Speaking on CNBC’s Squawk Box on Tuesday, Kelly said the industry’s current obsession with scale is colliding with economic reality, as the cost of power, chips, and infrastructure rises sharply alongside mounting pressure on already stretched electricity grids.

“We run our brains on 20 watts. We don’t need gigawatt power centers to reason,” Kelly said. “I think that finding efficiency is going to be one of the key things that the big AI players look to.”

Kelly, who also served as Facebook’s general counsel, said companies that deliver breakthroughs in reducing data center and compute costs will ultimately emerge as the winners of the AI race. In his view, the arms race to build ever-larger facilities packed with high-end GPUs is becoming increasingly difficult to justify, even for the industry’s best-funded players.

That warning comes at a time when spending on AI infrastructure is accelerating at an unprecedented pace. The global data center market has seen more than $61 billion in infrastructure dealmaking in 2025 alone, according to S&P Global, as hyperscalers rush to lock down land, power connections, and long-term equipment supply.

OpenAI sits at the center of that expansion. The company has made more than $1.4 trillion in AI-related commitments over the coming years, spanning massive partnerships with Nvidia, Oracle, and data center operator CoreWeave. Much of that capital is earmarked for training and running increasingly sophisticated models that demand enormous computing power.

Yet the scale of these projects has intensified concerns about energy consumption. In September, Nvidia and OpenAI announced a project involving at least 10 gigawatts of data center capacity. That level of power demand is roughly equivalent to the annual electricity consumption of about 8 million U.S. households and is close to New York City’s peak summer electricity demand in 2024, according to the New York Independent System Operator.
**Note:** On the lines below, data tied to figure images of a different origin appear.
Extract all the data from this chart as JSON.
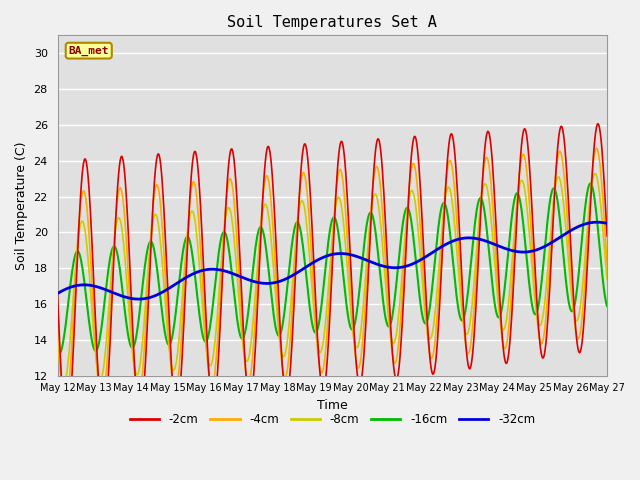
{
  "title": "Soil Temperatures Set A",
  "xlabel": "Time",
  "ylabel": "Soil Temperature (C)",
  "ylim": [
    12,
    31
  ],
  "yticks": [
    12,
    14,
    16,
    18,
    20,
    22,
    24,
    26,
    28,
    30
  ],
  "legend_label": "BA_met",
  "series_labels": [
    "-2cm",
    "-4cm",
    "-8cm",
    "-16cm",
    "-32cm"
  ],
  "series_colors": [
    "#dd0000",
    "#ffaa00",
    "#cccc00",
    "#00bb00",
    "#0000dd"
  ],
  "series_linewidths": [
    1.2,
    1.2,
    1.2,
    1.5,
    2.0
  ],
  "axes_facecolor": "#e0e0e0",
  "fig_facecolor": "#f0f0f0",
  "grid_color": "#ffffff",
  "n_days": 15,
  "start_day": 12,
  "points_per_day": 48
}
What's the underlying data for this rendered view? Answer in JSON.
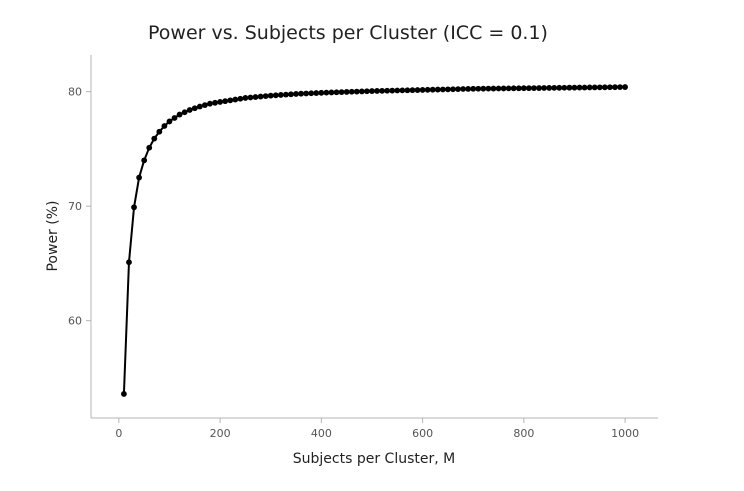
{
  "chart_data": {
    "type": "line",
    "title": "Power vs. Subjects per Cluster (ICC = 0.1)",
    "xlabel": "Subjects per Cluster, M",
    "ylabel": "Power (%)",
    "xlim": [
      -55,
      1065
    ],
    "ylim": [
      51.5,
      83.2
    ],
    "xticks": [
      0,
      200,
      400,
      600,
      800,
      1000
    ],
    "yticks": [
      60,
      70,
      80
    ],
    "x_start": 10,
    "x_step": 10,
    "x_end": 1000,
    "anchor_points": [
      [
        10,
        53.6
      ],
      [
        20,
        65.1
      ],
      [
        30,
        69.9
      ],
      [
        40,
        72.5
      ],
      [
        50,
        74.0
      ],
      [
        60,
        75.1
      ],
      [
        70,
        75.9
      ],
      [
        80,
        76.5
      ],
      [
        90,
        77.0
      ],
      [
        100,
        77.4
      ],
      [
        120,
        78.0
      ],
      [
        140,
        78.4
      ],
      [
        160,
        78.7
      ],
      [
        180,
        78.95
      ],
      [
        200,
        79.1
      ],
      [
        250,
        79.45
      ],
      [
        300,
        79.65
      ],
      [
        350,
        79.8
      ],
      [
        400,
        79.9
      ],
      [
        500,
        80.05
      ],
      [
        600,
        80.15
      ],
      [
        700,
        80.25
      ],
      [
        800,
        80.3
      ],
      [
        900,
        80.35
      ],
      [
        1000,
        80.4
      ]
    ],
    "line_color": "#000000",
    "marker_color": "#000000",
    "grid": false,
    "legend": "none"
  }
}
As utilities struggle to keep up with surging demand from AI facilities, questions are growing about where the power will come from, how fast the new generation can be brought online, and whether grids can remain reliable. For AI developers, electricity is increasingly becoming a strategic constraint, alongside access to advanced chips.

Cost concerns have been sharpened further by developments in China. In December 2024, Chinese startup DeepSeek released a free, open-source large language model that it said was developed for under $6 million, a figure that stood in stark contrast to the vast sums associated with U.S. AI projects. While the company’s claims have been closely examined by industry experts, the episode reinforced the idea that advanced AI may not always require massive budgets and sprawling infrastructure.
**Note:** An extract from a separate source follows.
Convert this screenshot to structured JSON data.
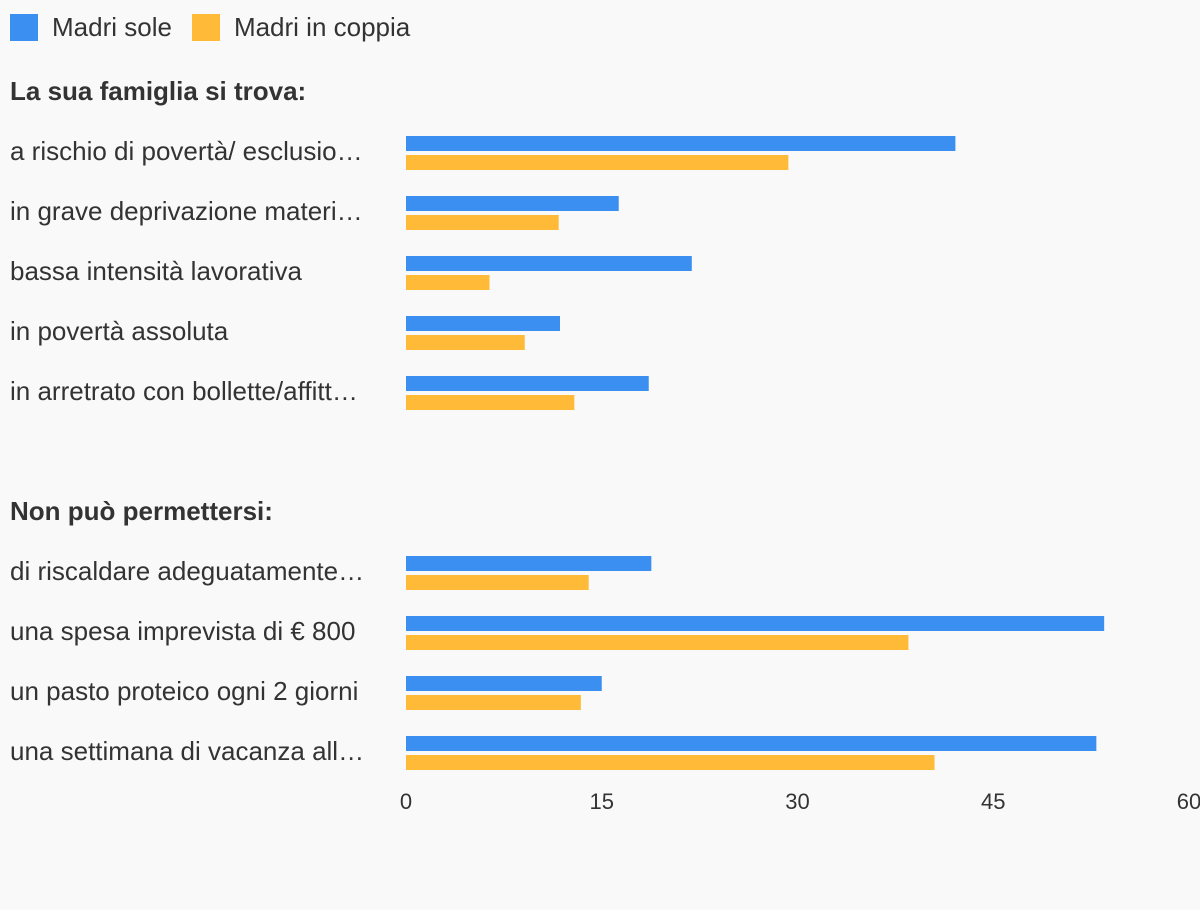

Kelly said these dynamics are likely to propel Chinese firms into a more prominent position in the next phase of AI development. He pointed to President Donald Trump’s recent decision to approve the sale of Nvidia’s H200 chips to China, a move that could significantly expand the country’s access to cutting-edge compute hardware.

“I think you’re going to see a number of Chinese players come to the fore,” Kelly said, adding that open-source models, particularly from China, could give users access to basic levels of compute as well as generative and agentic AI at far lower cost than proprietary systems.

Such a shift would carry wide implications for the global AI landscape. If efficiency gains and open-source approaches reduce the need for enormous capital outlays, the industry could become less concentrated among a small group of cash-rich U.S. firms. At the same time, pressure to curb power consumption could accelerate changes in chip design, model architecture, and software optimization, pushing developers to prioritize smarter, leaner systems over brute-force scale.

Kelly was pointing at a growing tension at the heart of the AI boom. While capital continues to pour into data centers and infrastructure, the limits imposed by energy supply and cost are becoming harder to ignore. As the industry matures, he suggests, the defining question will no longer be who can build the biggest machines, but who can deliver intelligence more efficiently, sustainably, and at a fraction of today’s power bill.